Я осторожно наклоняюсь и начинаю ощупывать рукой грязную землю в поисках чего-то, что удобно ляжет мне в мою старую, вялую руку.
– Ну, давай, скажи, что ты там базлал?! – поддерживает первого второй – высоким и тонким голосом. Это какой-то ребенок, только после мутации голосовых связок.
– Что, сука? Что тут происходит?! – Тот, что постарше, вдруг оглядывается, и я понимаю, что он меня заметил, и тогда чувак, что стоял под стеной, кричит что-то вроде:
– Покеда, сука! – И убегает, очень быстро, легким шагом очень худого человека, и когда проносится мимо, я уже знаю – я уже уверен, что это никакой не Гжесь, что это какой-то молодой парень, который слишком долго смотрел на чью-то девушку или обронил несколько наглых фраз не в ту сторону.
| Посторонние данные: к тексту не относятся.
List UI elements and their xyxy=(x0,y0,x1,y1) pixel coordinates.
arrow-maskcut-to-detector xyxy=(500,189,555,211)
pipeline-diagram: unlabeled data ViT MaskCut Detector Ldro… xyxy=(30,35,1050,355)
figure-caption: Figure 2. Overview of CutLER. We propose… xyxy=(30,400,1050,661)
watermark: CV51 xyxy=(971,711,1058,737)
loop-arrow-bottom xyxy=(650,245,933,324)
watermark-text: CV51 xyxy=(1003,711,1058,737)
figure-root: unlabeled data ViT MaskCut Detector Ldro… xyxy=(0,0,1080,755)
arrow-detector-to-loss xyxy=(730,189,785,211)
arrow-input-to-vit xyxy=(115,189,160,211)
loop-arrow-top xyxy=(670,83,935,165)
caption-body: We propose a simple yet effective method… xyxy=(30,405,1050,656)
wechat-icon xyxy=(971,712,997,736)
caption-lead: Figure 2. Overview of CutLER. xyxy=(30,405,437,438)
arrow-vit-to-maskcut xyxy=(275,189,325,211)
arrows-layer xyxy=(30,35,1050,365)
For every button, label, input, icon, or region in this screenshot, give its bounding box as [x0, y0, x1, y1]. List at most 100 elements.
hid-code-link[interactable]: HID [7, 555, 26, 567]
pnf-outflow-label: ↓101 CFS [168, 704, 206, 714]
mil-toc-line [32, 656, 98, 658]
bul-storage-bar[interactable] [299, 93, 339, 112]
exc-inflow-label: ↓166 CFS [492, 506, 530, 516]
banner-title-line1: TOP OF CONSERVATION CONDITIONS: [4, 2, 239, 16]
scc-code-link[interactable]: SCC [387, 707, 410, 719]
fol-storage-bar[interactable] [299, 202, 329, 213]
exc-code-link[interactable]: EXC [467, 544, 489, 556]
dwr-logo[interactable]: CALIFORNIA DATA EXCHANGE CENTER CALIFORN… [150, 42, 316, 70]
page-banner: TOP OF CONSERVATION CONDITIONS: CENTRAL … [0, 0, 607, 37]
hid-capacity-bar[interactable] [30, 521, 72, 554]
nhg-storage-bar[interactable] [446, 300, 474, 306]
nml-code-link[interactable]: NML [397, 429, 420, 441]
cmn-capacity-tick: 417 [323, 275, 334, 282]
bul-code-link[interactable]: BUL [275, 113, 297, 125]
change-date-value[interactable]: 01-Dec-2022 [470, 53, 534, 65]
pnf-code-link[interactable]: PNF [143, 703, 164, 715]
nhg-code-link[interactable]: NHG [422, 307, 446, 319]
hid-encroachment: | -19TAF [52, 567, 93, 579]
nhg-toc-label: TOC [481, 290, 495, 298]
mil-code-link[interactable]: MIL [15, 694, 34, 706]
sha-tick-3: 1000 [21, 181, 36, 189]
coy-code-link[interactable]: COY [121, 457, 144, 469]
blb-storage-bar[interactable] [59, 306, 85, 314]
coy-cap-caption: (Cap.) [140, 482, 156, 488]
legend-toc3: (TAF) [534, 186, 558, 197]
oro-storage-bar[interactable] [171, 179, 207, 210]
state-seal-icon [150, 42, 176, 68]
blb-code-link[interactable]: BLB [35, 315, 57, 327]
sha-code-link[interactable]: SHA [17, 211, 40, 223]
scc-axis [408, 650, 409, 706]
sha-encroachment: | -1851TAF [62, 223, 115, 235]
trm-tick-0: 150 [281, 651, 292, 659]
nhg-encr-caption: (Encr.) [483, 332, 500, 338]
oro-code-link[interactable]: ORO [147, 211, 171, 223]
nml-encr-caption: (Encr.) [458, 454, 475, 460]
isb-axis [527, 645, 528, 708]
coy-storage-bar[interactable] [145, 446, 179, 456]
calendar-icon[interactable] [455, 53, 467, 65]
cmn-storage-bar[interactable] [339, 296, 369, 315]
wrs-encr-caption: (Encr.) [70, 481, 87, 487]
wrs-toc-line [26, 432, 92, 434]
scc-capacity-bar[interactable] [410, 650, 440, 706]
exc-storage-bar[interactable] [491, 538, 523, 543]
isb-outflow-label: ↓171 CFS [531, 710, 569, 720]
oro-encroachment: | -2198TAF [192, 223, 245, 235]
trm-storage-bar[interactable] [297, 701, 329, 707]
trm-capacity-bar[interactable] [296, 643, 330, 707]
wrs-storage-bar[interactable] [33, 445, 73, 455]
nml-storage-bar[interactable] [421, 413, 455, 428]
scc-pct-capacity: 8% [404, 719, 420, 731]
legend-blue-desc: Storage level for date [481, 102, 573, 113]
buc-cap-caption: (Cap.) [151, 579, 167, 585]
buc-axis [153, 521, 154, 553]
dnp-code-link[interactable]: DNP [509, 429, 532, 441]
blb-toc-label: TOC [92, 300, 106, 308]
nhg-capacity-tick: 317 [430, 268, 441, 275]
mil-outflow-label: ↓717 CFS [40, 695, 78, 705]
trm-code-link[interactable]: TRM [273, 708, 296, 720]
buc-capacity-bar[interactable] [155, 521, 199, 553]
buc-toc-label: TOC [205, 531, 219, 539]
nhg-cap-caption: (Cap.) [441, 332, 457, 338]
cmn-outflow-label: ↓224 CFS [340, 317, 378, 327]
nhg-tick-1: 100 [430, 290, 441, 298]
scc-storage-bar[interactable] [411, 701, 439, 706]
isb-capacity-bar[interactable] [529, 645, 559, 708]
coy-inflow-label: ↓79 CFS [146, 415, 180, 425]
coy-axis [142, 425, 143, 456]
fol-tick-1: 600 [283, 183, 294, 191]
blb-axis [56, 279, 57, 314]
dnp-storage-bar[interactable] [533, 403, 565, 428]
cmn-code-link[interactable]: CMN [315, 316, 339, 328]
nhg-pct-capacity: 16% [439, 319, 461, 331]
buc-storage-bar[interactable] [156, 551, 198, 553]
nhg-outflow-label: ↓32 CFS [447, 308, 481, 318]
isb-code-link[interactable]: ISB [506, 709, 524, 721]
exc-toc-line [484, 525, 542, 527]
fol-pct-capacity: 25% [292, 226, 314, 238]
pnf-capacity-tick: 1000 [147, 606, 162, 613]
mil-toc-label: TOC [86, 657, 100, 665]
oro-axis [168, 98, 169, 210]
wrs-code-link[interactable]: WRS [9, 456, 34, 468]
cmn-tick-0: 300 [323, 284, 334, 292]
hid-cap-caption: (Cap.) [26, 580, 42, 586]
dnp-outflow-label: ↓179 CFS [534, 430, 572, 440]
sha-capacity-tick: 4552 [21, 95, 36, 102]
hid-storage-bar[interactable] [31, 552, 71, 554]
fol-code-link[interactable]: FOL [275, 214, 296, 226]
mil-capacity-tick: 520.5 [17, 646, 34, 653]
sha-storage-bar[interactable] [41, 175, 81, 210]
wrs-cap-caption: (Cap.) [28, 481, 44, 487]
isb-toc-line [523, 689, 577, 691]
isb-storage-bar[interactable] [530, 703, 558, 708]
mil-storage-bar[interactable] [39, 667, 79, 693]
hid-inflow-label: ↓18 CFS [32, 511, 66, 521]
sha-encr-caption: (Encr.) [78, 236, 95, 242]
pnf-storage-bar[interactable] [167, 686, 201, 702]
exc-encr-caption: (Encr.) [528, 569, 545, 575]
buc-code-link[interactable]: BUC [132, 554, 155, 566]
Я вижу их отчетливо, на взводе, с лысыми головешками, со зрачками, расширенными на весь глаз. Может, я знаю их старших братьев. Может, даже я знаю их родителей.
– Там нет выхода, – показывает один пальцем.
– А мне казалось, что есть, – отвечаю и встаю, и только тогда вижу, что оба они значительно ниже меня.
– Ага, ну ладно, – роняет невнятно тот, что постарше и добавляет: – А у вас нет сигаретки?
Я качаю головой. Они идут за угол, направляются влево, вперед, в Зыборк, а я иду направо, назад к клубу. У выхода, на улице, все еще кипит несколько мелких свар, какая-то девица отталкивает худощавого паренька, который, кажется, хочет ее поцеловать, но пьян настолько, что лишь ныряет головой в воздух, второй же говорит что-то в телефон, громко и невнятно. Срывается ветер, резкий, пронзительный. И только теперь, в свете фонаря, я вижу, что после драки с Гжесем под домиком лесничего у меня вся рубаха в земле и траве.
– Эй, – слышу позади знакомый женский голос, настолько знакомый, что на миг у меня останавливается сердце.
Это девушка из бара. Опирается о стену, курит, смотрит на меня так, как смотрит на все: с печальным, усталым равнодушием.
– Теперь ты меня узнал, – она скорее утверждает, чем спрашивает.
– Теперь я тебя узнал, – отвечаю я.
Тогда ей было лет восемь, и она бегала у нас под ногами, пряталась под столом, играя со своей сестрой в прятки, а Дарье приходилось выгонять ее во двор, чтобы мы могли остаться наедине хоть ненадолго.